While these specialized books account for most of their 400-product line, Kopriva said RITR is desperately trying to appeal to the everyday consumer.
“The benefits of the products are generally applicable,” he said. “If you have a pocket notebook, or you write throughout the course of the day – it doesn’t really matter who you are – if the notes are important to you in any way it is worth protecting.”
Kopriva recommends RITR’s pocketable 24-page Black Mini-Stapled Notebook which comes in a stocking-ready three pack for $7.60.
“This is just a go anywhere notebook and it’s so thin that if you do forget it in the laundry, everything you wrote down in it will make it through,” he said.

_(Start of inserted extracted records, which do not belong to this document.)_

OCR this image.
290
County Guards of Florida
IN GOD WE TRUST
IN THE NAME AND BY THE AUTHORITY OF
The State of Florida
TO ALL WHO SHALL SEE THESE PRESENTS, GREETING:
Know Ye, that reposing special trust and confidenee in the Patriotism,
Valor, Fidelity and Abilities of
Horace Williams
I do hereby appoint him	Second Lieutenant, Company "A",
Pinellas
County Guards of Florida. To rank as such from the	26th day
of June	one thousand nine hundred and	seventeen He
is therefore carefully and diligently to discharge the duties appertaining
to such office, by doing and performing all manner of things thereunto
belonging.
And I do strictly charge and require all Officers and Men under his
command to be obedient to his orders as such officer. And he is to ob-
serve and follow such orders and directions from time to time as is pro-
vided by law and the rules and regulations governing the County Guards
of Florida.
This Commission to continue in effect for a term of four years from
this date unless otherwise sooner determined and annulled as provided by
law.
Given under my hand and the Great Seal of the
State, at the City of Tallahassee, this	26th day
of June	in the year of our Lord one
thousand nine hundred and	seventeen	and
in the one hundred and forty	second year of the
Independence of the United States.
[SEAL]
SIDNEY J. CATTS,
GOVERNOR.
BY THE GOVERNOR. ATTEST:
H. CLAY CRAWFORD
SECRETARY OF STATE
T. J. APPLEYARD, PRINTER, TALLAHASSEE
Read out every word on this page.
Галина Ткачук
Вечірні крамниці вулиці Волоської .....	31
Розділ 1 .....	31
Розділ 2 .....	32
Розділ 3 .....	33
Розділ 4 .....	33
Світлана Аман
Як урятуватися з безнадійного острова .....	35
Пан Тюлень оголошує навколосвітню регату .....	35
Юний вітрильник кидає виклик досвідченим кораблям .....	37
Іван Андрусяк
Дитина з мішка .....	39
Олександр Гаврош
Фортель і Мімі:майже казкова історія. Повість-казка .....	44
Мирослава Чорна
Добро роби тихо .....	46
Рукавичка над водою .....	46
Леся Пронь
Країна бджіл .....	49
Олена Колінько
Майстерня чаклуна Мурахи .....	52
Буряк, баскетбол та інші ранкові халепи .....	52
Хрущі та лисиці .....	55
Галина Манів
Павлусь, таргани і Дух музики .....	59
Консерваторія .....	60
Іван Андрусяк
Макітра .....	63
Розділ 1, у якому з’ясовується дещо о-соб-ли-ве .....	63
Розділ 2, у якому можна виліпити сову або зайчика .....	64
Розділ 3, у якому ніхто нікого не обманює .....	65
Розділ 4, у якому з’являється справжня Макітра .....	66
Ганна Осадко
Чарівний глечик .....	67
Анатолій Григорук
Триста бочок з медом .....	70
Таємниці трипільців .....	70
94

For more substantial projects, Kopriva recommends RITR’s classy limited-edition Centennial Bound Book which comes in a 4 1/4 x 6 3/4 or a 6 3/8 x 8 3/4 size, each for less than $30. The book contains gray paper which offers a pleasing contrast against the darker cover and it’s easy on the eyes because it doesn’t reflect sunlight the way white paper does.
“It also has a quarter inch dot grid and what is nice about it is it stays out of the way as you are writing, but it gives you plenty of structure to write in straight lines, chart, sketch, and graph,” he said.
Finally, Kopriva said RITR’s printer paper also is popular among everyday consumers. While a ream of paper doesn’t seem like a terribly thoughtful gift, this archival-quality paper can be used to protect irreplaceable life documents so they stand the test of time.
“You can go ahead and toss that in storage and it’s not going to deteriorate with age,” Kopriva said. “If you have a flood box and you are just using a crummy little plastic tin container without a gasket on it, you might as well put some water resistant paper in there.”
RITR products can be found at REI, Home Depot, and online at riteintherain.com.